Derrière l’objectif affiché d’un avenir durable, il y a une idéologie de la restriction qui freine l’innovation et précipite l’Europe dans une dépendance accrue aux puissances qui, elles, n’ont pas renoncé à leur souveraineté énergétique et industrielle.
Enfin, Rothbard dénonçait l’émergence d’un « puritanisme de gauche », qui ne se limite plus à la santé physique mais s’étend au langage, aux comportements et aux modes de vie. De fait, l’idéologie du gender mainstreaming, la promotion d’un antiracisme bureaucratique et la régulation toujours plus poussée du discours public ont engendré un climat de surveillance généralisée des esprits.
Dans les institutions européennes, ces principes ne sont plus des choix de société débattus mais des obligations imposées. La Commission européenne fait du gender mainstreaming un critère d’évaluation des politiques publiques.

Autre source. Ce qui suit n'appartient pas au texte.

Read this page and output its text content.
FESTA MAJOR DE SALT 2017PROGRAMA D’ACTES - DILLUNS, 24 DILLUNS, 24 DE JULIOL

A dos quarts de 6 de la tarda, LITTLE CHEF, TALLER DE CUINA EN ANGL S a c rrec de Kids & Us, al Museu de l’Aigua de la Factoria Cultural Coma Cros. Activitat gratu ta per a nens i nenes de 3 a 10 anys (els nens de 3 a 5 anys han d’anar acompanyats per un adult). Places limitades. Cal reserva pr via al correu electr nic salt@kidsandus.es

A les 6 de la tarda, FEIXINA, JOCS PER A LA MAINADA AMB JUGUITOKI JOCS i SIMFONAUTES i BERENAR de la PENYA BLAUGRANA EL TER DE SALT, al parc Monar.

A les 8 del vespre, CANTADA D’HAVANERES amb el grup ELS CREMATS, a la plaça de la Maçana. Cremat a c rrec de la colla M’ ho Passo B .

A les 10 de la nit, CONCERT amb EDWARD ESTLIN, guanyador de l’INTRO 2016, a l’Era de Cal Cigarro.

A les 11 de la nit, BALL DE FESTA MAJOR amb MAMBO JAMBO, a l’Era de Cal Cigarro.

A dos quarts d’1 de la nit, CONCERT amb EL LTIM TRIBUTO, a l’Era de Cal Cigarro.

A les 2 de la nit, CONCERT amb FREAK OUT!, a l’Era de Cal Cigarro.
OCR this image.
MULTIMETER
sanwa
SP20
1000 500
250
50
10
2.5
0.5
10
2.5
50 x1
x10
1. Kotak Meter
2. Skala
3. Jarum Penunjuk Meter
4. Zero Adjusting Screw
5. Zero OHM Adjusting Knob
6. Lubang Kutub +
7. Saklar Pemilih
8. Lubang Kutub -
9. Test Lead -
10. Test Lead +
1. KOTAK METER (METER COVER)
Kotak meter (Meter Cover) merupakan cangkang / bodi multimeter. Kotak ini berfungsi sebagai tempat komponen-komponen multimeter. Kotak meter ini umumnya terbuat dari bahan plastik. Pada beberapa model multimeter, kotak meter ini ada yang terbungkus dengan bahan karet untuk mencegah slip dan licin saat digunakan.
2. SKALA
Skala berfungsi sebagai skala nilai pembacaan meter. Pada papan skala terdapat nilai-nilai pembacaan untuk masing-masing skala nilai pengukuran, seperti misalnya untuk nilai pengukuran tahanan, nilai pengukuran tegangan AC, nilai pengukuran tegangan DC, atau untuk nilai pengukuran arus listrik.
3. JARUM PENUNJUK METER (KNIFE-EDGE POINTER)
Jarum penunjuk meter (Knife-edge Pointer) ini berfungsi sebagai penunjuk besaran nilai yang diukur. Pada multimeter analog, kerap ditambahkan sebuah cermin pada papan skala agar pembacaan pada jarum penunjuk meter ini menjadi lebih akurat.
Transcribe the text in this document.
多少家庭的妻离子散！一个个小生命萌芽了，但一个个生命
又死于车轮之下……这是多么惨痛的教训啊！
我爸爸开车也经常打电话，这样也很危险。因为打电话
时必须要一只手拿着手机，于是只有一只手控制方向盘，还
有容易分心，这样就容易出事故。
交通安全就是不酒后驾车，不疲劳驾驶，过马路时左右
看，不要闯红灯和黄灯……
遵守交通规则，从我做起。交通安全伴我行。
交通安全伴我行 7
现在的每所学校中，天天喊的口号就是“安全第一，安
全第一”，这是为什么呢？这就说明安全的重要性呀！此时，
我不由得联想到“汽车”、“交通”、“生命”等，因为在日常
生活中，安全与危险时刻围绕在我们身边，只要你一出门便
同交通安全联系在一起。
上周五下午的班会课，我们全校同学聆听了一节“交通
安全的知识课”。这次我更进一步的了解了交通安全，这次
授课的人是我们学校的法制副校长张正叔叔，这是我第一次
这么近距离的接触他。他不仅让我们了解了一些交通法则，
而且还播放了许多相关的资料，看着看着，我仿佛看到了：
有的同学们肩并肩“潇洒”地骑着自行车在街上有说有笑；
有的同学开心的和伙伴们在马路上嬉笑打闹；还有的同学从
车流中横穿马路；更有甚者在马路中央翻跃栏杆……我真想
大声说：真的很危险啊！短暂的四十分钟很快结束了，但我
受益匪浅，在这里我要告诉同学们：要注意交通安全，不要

La lutte contre le racisme devient un levier pour remodeler les normes sociales, et non plus une simple politique de protection des individus.
L’hygiénisme culturel consiste à détruire ce qui fait la singularité des peuples en déconstruisant les représentations collectives et en imposant un modèle homogène au détriment des héritages nationaux.
Ce processus ne relève pas d’un simple débat d’idées, mais d’un véritable projet de dépossession des peuples européens.
Une dépossession de leur histoire, en imposant une mémoire officielle fondée sur la repentance et la culpabilisation.
Une dépossession de leur puissance, en leur interdisant d’innover et de produire sous prétexte de restrictions environnementales.
Une dépossession de leur identité, en leur imposant un langage et des normes étrangères à leur culture sous couvert de progressisme.
Face à cette entreprise, la pensée de Rothbard offre un repère, non pas pour tomber dans un libertarisme radical, mais pour rappeler un principe fondamental : aucun État, aucune institution ne peut prétendre être propriétaire des peuples et des nations.
Le principe de non-agression, que Rothbard applique aux relations entre individus et entre États, peut s’appliquer ici aux relations entre les institutions et les peuples.
Aucun pouvoir ne peut légitimement imposer un programme de reformatage culturel et identitaire aux nations sans leur consentement. Ni par la déconstruction permanente, ni par l’effacement des structures sociales et symboliques, ni en niant l’insécurité culturelle liée à une immigration massive et incontrôlée.
L’éthique des patriotes consiste à défendre le droit des peuples à rester maîtres de qui ils sont. À refuser qu’ils soient dépossédés de leur histoire, de leur industrie, de leur culture au nom d’un projet idéologique porté par une minorité active.
La liberté ne se résume pas à un principe économique ou juridique : elle est aussi la liberté d’un peuple à ne pas être étranger à lui-même.